Weinschenk challenges the ruling that his suit was frivolous and asserts that, if his complaint is liberally construed, he stated a claim that the defendants have subjected him to civil rights violations for 20 years. We begin by noting that the district court said that the complaint was dismissed both "as frivolous" and "for failure to state a claim upon which relief can be granted." But when the plaintiff is not proceeding in forma pauperis, only frivolousness can justify the sua sponte dismissal without giving notice and the opportunity to respond. Aljabri v. Holder, 745 F.3d 816, 819 (7th Cir. 2014); Hoskins v. Poelstra, 320 F.3d 761, 763 (7th Cir. 2003). Here, we are satisfied based on the balance of the order that the court indeed found the complaint frivolous. It began by noting its "ample authority to dismiss frivolous or transparently defective suits," Hoskins, 320 F.3d at 763, then listed a number of the complaint's confusing and unrelated allegations, and concluded by stating that "a suit is frivolous if it is apparent from reading the complaint . . . that the case is going nowhere," Carter v. Homeward Residential, Inc., 794 F.3d 806, 807 (7th Cir. 2015).

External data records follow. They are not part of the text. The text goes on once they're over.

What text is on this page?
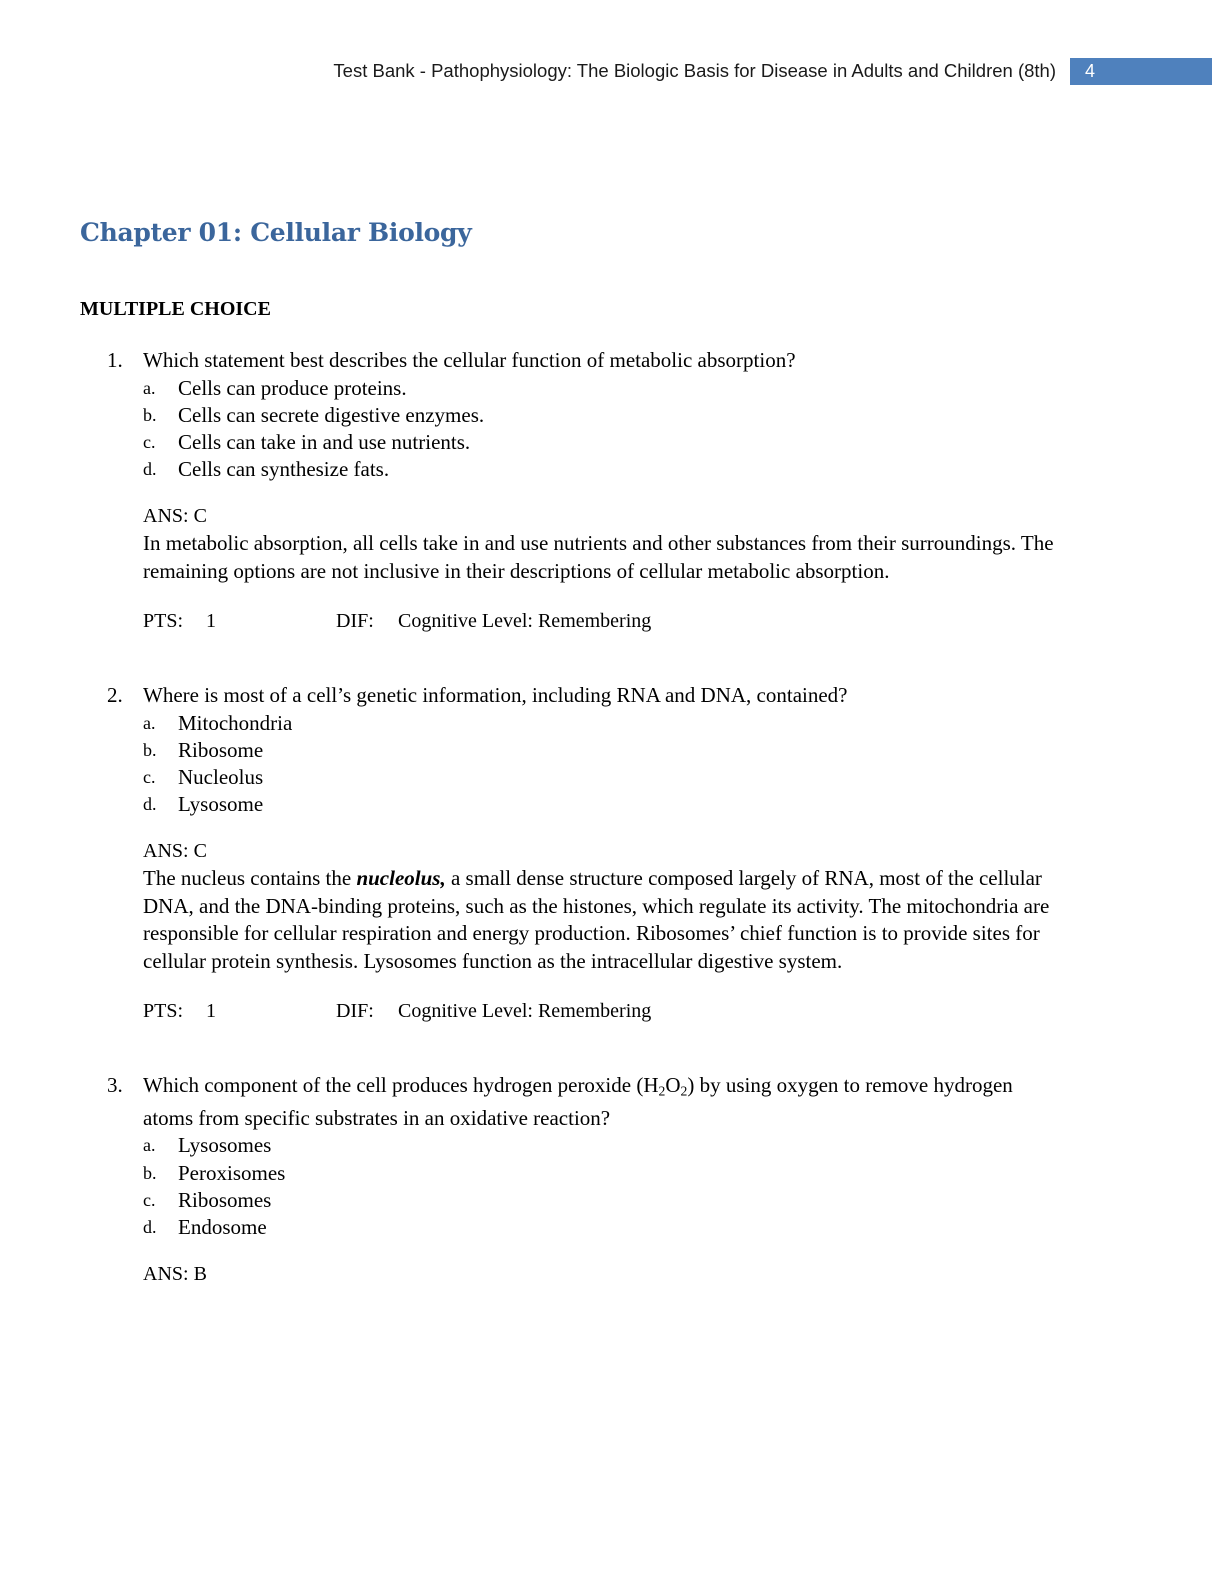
Test Bank - Pathophysiology: The Biologic Basis for Disease in Adults and Children (8th)	4
Chapter 01: Cellular Biology
MULTIPLE CHOICE
1. Which statement best describes the cellular function of metabolic absorption?
a. Cells can produce proteins.
b. Cells can secrete digestive enzymes.
c. Cells can take in and use nutrients.
d. Cells can synthesize fats.
ANS: C
In metabolic absorption, all cells take in and use nutrients and other substances from their surroundings. The remaining options are not inclusive in their descriptions of cellular metabolic absorption.
PTS: 1	DIF: Cognitive Level: Remembering
2. Where is most of a cell’s genetic information, including RNA and DNA, contained?
a. Mitochondria
b. Ribosome
c. Nucleolus
d. Lysosome
ANS: C
The nucleus contains the nucleolus, a small dense structure composed largely of RNA, most of the cellular DNA, and the DNA-binding proteins, such as the histones, which regulate its activity. The mitochondria are responsible for cellular respiration and energy production. Ribosomes’ chief function is to provide sites for cellular protein synthesis. Lysosomes function as the intracellular digestive system.
PTS: 1	DIF: Cognitive Level: Remembering
3. Which component of the cell produces hydrogen peroxide $(H_2O_2)$ by using oxygen to remove hydrogen atoms from specific substrates in an oxidative reaction?
a. Lysosomes
b. Peroxisomes
c. Ribosomes
d. Endosome
ANS: B
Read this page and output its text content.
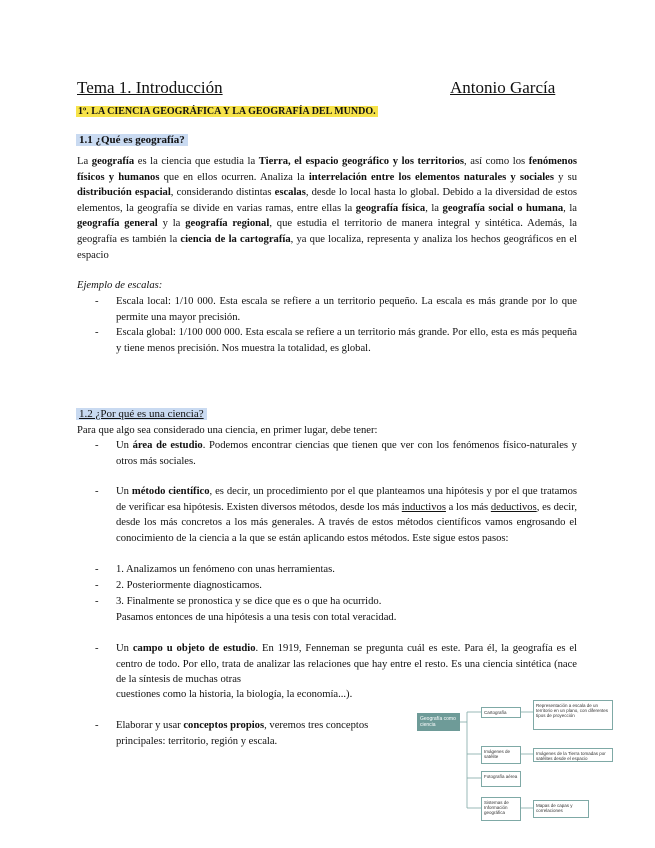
Tema 1. Introducción	Antonio García
1º. LA CIENCIA GEOGRÁFICA Y LA GEOGRAFÍA DEL MUNDO.
1.1 ¿Qué es geografía?

La geografía es la ciencia que estudia la Tierra, el espacio geográfico y los territorios, así como los fenómenos físicos y humanos que en ellos ocurren. Analiza la interrelación entre los elementos naturales y sociales y su distribución espacial, considerando distintas escalas, desde lo local hasta lo global. Debido a la diversidad de estos elementos, la geografía se divide en varias ramas, entre ellas la geografía física, la geografía social o humana, la geografía general y la geografía regional, que estudia el territorio de manera integral y sintética. Además, la geografía es también la ciencia de la cartografía, ya que localiza, representa y analiza los hechos geográficos en el espacio

Ejemplo de escalas:
- Escala local: 1/10 000. Esta escala se refiere a un territorio pequeño. La escala es más grande por lo que permite una mayor precisión.

- Escala global: 1/100 000 000. Esta escala se refiere a un territorio más grande. Por ello, esta es más pequeña y tiene menos precisión. Nos muestra la totalidad, es global.

1.2 ¿Por qué es una ciencia?
Para que algo sea considerado una ciencia, en primer lugar, debe tener:
- Un área de estudio. Podemos encontrar ciencias que tienen que ver con los fenómenos físico-naturales y otros más sociales.

- Un método científico, es decir, un procedimiento por el que planteamos una hipótesis y por el que tratamos de verificar esa hipótesis. Existen diversos métodos, desde los más inductivos a los más deductivos, es decir, desde los más concretos a los más generales. A través de estos métodos científicos vamos engrosando el conocimiento de la ciencia a la que se están aplicando estos métodos. Este sigue estos pasos:

- 1. Analizamos un fenómeno con unas herramientas.
- 2. Posteriormente diagnosticamos.
- 3. Finalmente se pronostica y se dice que es o que ha ocurrido.
Pasamos entonces de una hipótesis a una tesis con total veracidad.
- Un campo u objeto de estudio. En 1919, Fenneman se pregunta cuál es este. Para él, la geografía es el centro de todo. Por ello, trata de analizar las relaciones que hay entre el resto. Es una ciencia sintética (nace de la síntesis de muchas otras

cuestiones como la historia, la biología, la economía...).
- Elaborar y usar conceptos propios, veremos tres conceptos principales: territorio, región y escala.

Geografía como ciencia
Cartografía
Imágenes de satélite
Fotografía aérea
Sistemas de Información geográfica
Representación a escala de un territorio en un plano, con diferentes tipos de proyección
Imágenes de la Tierra tomadas por satélites desde el espacio
Mapas de capas y correlaciones
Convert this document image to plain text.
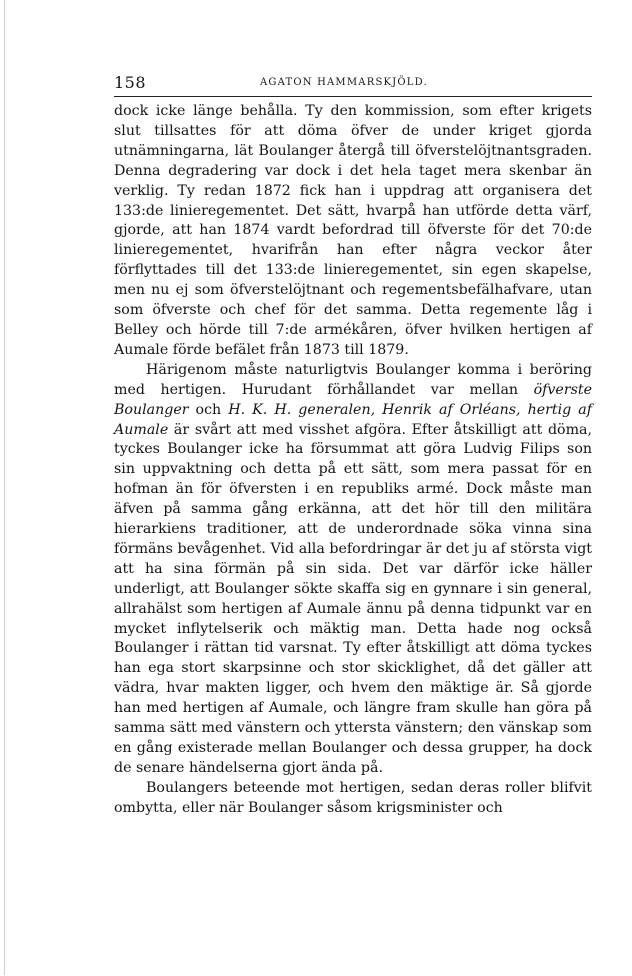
158	AGATON HAMMARSKJÖLD.

dock icke länge behålla. Ty den kommission, som efter krigets slut tillsattes för att döma öfver de under kriget gjorda utnämningarna, lät Boulanger återgå till öfverstelöjtnantsgraden. Denna degradering var dock i det hela taget mera skenbar än verklig. Ty redan 1872 fick han i uppdrag att organisera det 133:de linieregementet. Det sätt, hvarpå han utförde detta värf, gjorde, att han 1874 vardt befordrad till öfverste för det 70:de linieregementet, hvarifrån han efter några veckor åter förflyttades till det 133:de linieregementet, sin egen skapelse, men nu ej som öfverstelöjtnant och regementsbefälhafvare, utan som öfverste och chef för det samma. Detta regemente låg i Belley och hörde till 7:de armékåren, öfver hvilken hertigen af Aumale förde befälet från 1873 till 1879.

Härigenom måste naturligtvis Boulanger komma i beröring med hertigen. Hurudant förhållandet var mellan öfverste Boulanger och H. K. H. generalen, Henrik af Orléans, hertig af Aumale är svårt att med visshet afgöra. Efter åtskilligt att döma, tyckes Boulanger icke ha försummat att göra Ludvig Filips son sin uppvaktning och detta på ett sätt, som mera passat för en hofman än för öfversten i en republiks armé. Dock måste man äfven på samma gång erkänna, att det hör till den militära hierarkiens traditioner, att de underordnade söka vinna sina förmäns bevågenhet. Vid alla befordringar är det ju af största vigt att ha sina förmän på sin sida. Det var därför icke häller underligt, att Boulanger sökte skaffa sig en gynnare i sin general, allrahälst som hertigen af Aumale ännu på denna tidpunkt var en mycket inflytelserik och mäktig man. Detta hade nog också Boulanger i rättan tid varsnat. Ty efter åtskilligt att döma tyckes han ega stort skarpsinne och stor skicklighet, då det gäller att vädra, hvar makten ligger, och hvem den mäktige är. Så gjorde han med hertigen af Aumale, och längre fram skulle han göra på samma sätt med vänstern och yttersta vänstern; den vänskap som en gång existerade mellan Boulanger och dessa grupper, ha dock de senare händelserna gjort ända på.

Boulangers beteende mot hertigen, sedan deras roller blifvit ombytta, eller när Boulanger såsom krigsminister och
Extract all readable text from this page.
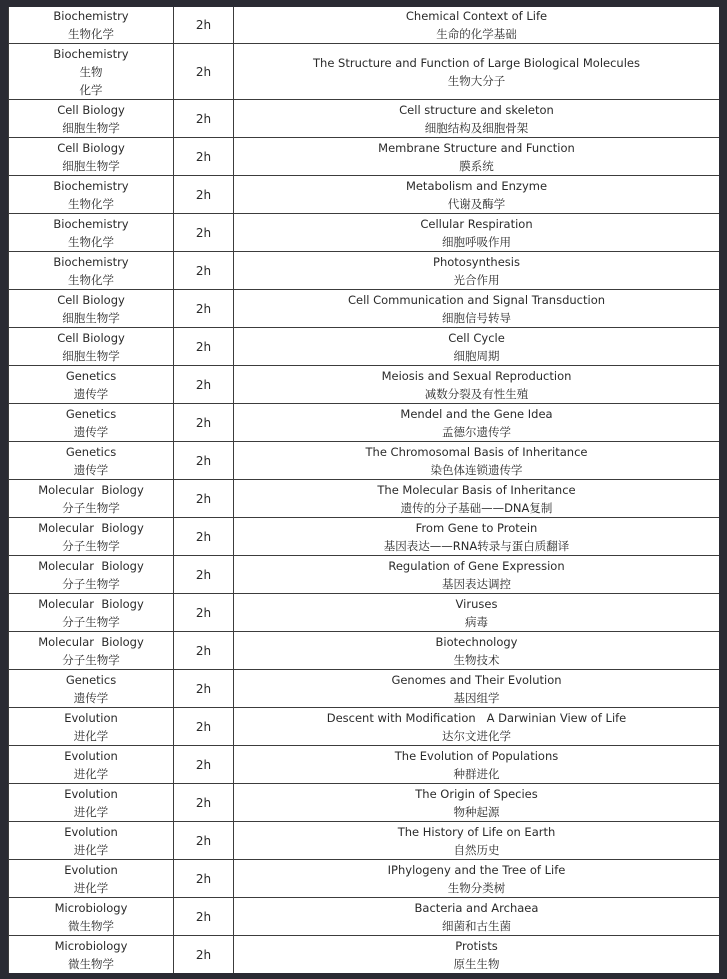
Biochemistry
生物化学	2h	Chemical Context of Life
生命的化学基础

Biochemistry
生物
化学	2h	The Structure and Function of Large Biological Molecules
生物大分子

Cell Biology
细胞生物学	2h	Cell structure and skeleton
细胞结构及细胞骨架

Cell Biology
细胞生物学	2h	Membrane Structure and Function
膜系统

Biochemistry
生物化学	2h	Metabolism and Enzyme
代谢及酶学

Biochemistry
生物化学	2h	Cellular Respiration
细胞呼吸作用

Biochemistry
生物化学	2h	Photosynthesis
光合作用

Cell Biology
细胞生物学	2h	Cell Communication and Signal Transduction
细胞信号转导

Cell Biology
细胞生物学	2h	Cell Cycle
细胞周期

Genetics
遗传学	2h	Meiosis and Sexual Reproduction
减数分裂及有性生殖

Genetics
遗传学	2h	Mendel and the Gene Idea
孟德尔遗传学

Genetics
遗传学	2h	The Chromosomal Basis of Inheritance
染色体连锁遗传学

Molecular  Biology
分子生物学	2h	The Molecular Basis of Inheritance
遗传的分子基础——DNA复制

Molecular  Biology
分子生物学	2h	From Gene to Protein
基因表达——RNA转录与蛋白质翻译

Molecular  Biology
分子生物学	2h	Regulation of Gene Expression
基因表达调控

Molecular  Biology
分子生物学	2h	Viruses
病毒

Molecular  Biology
分子生物学	2h	Biotechnology
生物技术

Genetics
遗传学	2h	Genomes and Their Evolution
基因组学

Evolution
进化学	2h	Descent with Modification   A Darwinian View of Life
达尔文进化学

Evolution
进化学	2h	The Evolution of Populations
种群进化

Evolution
进化学	2h	The Origin of Species
物种起源

Evolution
进化学	2h	The History of Life on Earth
自然历史

Evolution
进化学	2h	IPhylogeny and the Tree of Life
生物分类树

Microbiology
微生物学	2h	Bacteria and Archaea
细菌和古生菌

Microbiology
微生物学	2h	Protists
原生生物
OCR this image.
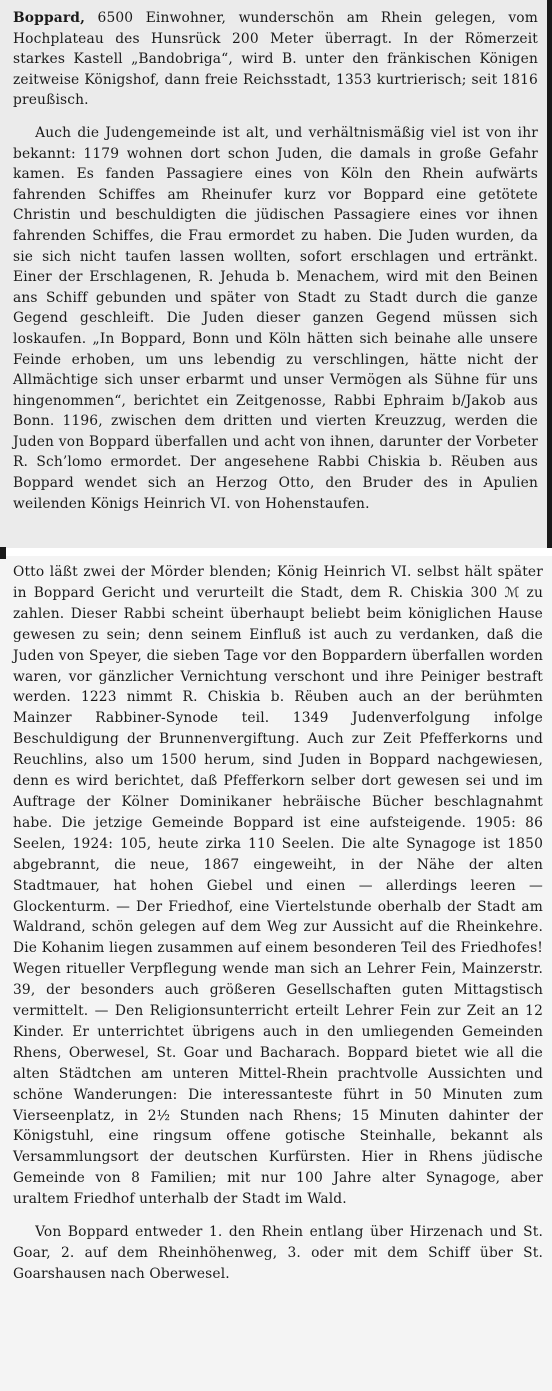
Boppard, 6500 Einwohner, wunderschön am Rhein gelegen, vom Hochplateau des Hunsrück 200 Meter überragt. In der Römerzeit starkes Kastell „Bandobriga“, wird B. unter den fränkischen Königen zeitweise Königshof, dann freie Reichsstadt, 1353 kurtrierisch; seit 1816 preußisch.

Auch die Judengemeinde ist alt, und verhältnismäßig viel ist von ihr bekannt: 1179 wohnen dort schon Juden, die damals in große Gefahr kamen. Es fanden Passagiere eines von Köln den Rhein aufwärts fahrenden Schiffes am Rheinufer kurz vor Boppard eine getötete Christin und beschuldigten die jüdischen Passagiere eines vor ihnen fahrenden Schiffes, die Frau ermordet zu haben. Die Juden wurden, da sie sich nicht taufen lassen wollten, sofort erschlagen und ertränkt. Einer der Erschlagenen, R. Jehuda b. Menachem, wird mit den Beinen ans Schiff gebunden und später von Stadt zu Stadt durch die ganze Gegend geschleift. Die Juden dieser ganzen Gegend müssen sich loskaufen. „In Boppard, Bonn und Köln hätten sich beinahe alle unsere Feinde erhoben, um uns lebendig zu verschlingen, hätte nicht der Allmächtige sich unser erbarmt und unser Vermögen als Sühne für uns hingenommen“, berichtet ein Zeitgenosse, Rabbi Ephraim b/Jakob aus Bonn. 1196, zwischen dem dritten und vierten Kreuzzug, werden die Juden von Boppard überfallen und acht von ihnen, darunter der Vorbeter R. Sch’lomo ermordet. Der angesehene Rabbi Chiskia b. Rëuben aus Boppard wendet sich an Herzog Otto, den Bruder des in Apulien weilenden Königs Heinrich VI. von Hohenstaufen.

Otto läßt zwei der Mörder blenden; König Heinrich VI. selbst hält später in Boppard Gericht und verurteilt die Stadt, dem R. Chiskia 300 ℳ zu zahlen. Dieser Rabbi scheint überhaupt beliebt beim königlichen Hause gewesen zu sein; denn seinem Einfluß ist auch zu verdanken, daß die Juden von Speyer, die sieben Tage vor den Boppardern überfallen worden waren, vor gänzlicher Vernichtung verschont und ihre Peiniger bestraft werden. 1223 nimmt R. Chiskia b. Rëuben auch an der berühmten Mainzer Rabbiner-Synode teil. 1349 Judenverfolgung infolge Beschuldigung der Brunnenvergiftung. Auch zur Zeit Pfefferkorns und Reuchlins, also um 1500 herum, sind Juden in Boppard nachgewiesen, denn es wird berichtet, daß Pfefferkorn selber dort gewesen sei und im Auftrage der Kölner Dominikaner hebräische Bücher beschlagnahmt habe. Die jetzige Gemeinde Boppard ist eine aufsteigende. 1905: 86 Seelen, 1924: 105, heute zirka 110 Seelen. Die alte Synagoge ist 1850 abgebrannt, die neue, 1867 eingeweiht, in der Nähe der alten Stadtmauer, hat hohen Giebel und einen — allerdings leeren — Glockenturm. — Der Friedhof, eine Viertelstunde oberhalb der Stadt am Waldrand, schön gelegen auf dem Weg zur Aussicht auf die Rheinkehre. Die Kohanim liegen zusammen auf einem besonderen Teil des Friedhofes! Wegen ritueller Verpflegung wende man sich an Lehrer Fein, Mainzerstr. 39, der besonders auch größeren Gesellschaften guten Mittagstisch vermittelt. — Den Religionsunterricht erteilt Lehrer Fein zur Zeit an 12 Kinder. Er unterrichtet übrigens auch in den umliegenden Gemeinden Rhens, Oberwesel, St. Goar und Bacharach. Boppard bietet wie all die alten Städtchen am unteren Mittel-Rhein prachtvolle Aussichten und schöne Wanderungen: Die interessanteste führt in 50 Minuten zum Vierseenplatz, in 2½ Stunden nach Rhens; 15 Minuten dahinter der Königstuhl, eine ringsum offene gotische Steinhalle, bekannt als Versammlungsort der deutschen Kurfürsten. Hier in Rhens jüdische Gemeinde von 8 Familien; mit nur 100 Jahre alter Synagoge, aber uraltem Friedhof unterhalb der Stadt im Wald.

Von Boppard entweder 1. den Rhein entlang über Hirzenach und St. Goar, 2. auf dem Rheinhöhenweg, 3. oder mit dem Schiff über St. Goarshausen nach Oberwesel.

Dismissing the case as frivolous was not an abuse of discretion. See Gladney v. Pendleton Corr. Facility, 302 F.3d 773, 774-75 (7th Cir. 2002) (dismissal for factual frivolousness is reviewed deferentially). A complaint is factually frivolous if the allegations are clearly baseless, irrational, fanciful, delusional, or wholly incredible. Felton v. City of Chicago, 827 F.3d 632, 635 (7th Cir. 2016) (citing Denton v. Hernandez, 504 U.S. 25, 32-33 (1992)). Weinschenk's allegations fit that description. His complaint alleges that over the span of 20 years, defendants gave him Viagra when he was a high school student, attempted to "wipe out [his family] line" through the destruction of his DNA, forced him to play "the role of Jesus" in a skit in a courtroom, circled his house with helicopters "in line with a fake serial killer narrative," and "dressed up as the uni-bomber and followed closely behind [him] on a [walking] trail." He only just discovered these allegations, he says, because the CIA fed him a memory-inhibiting substance to cover everything up. Given the facially incredible nature of these allegations, the district court appropriately dismissed his suit as frivolous.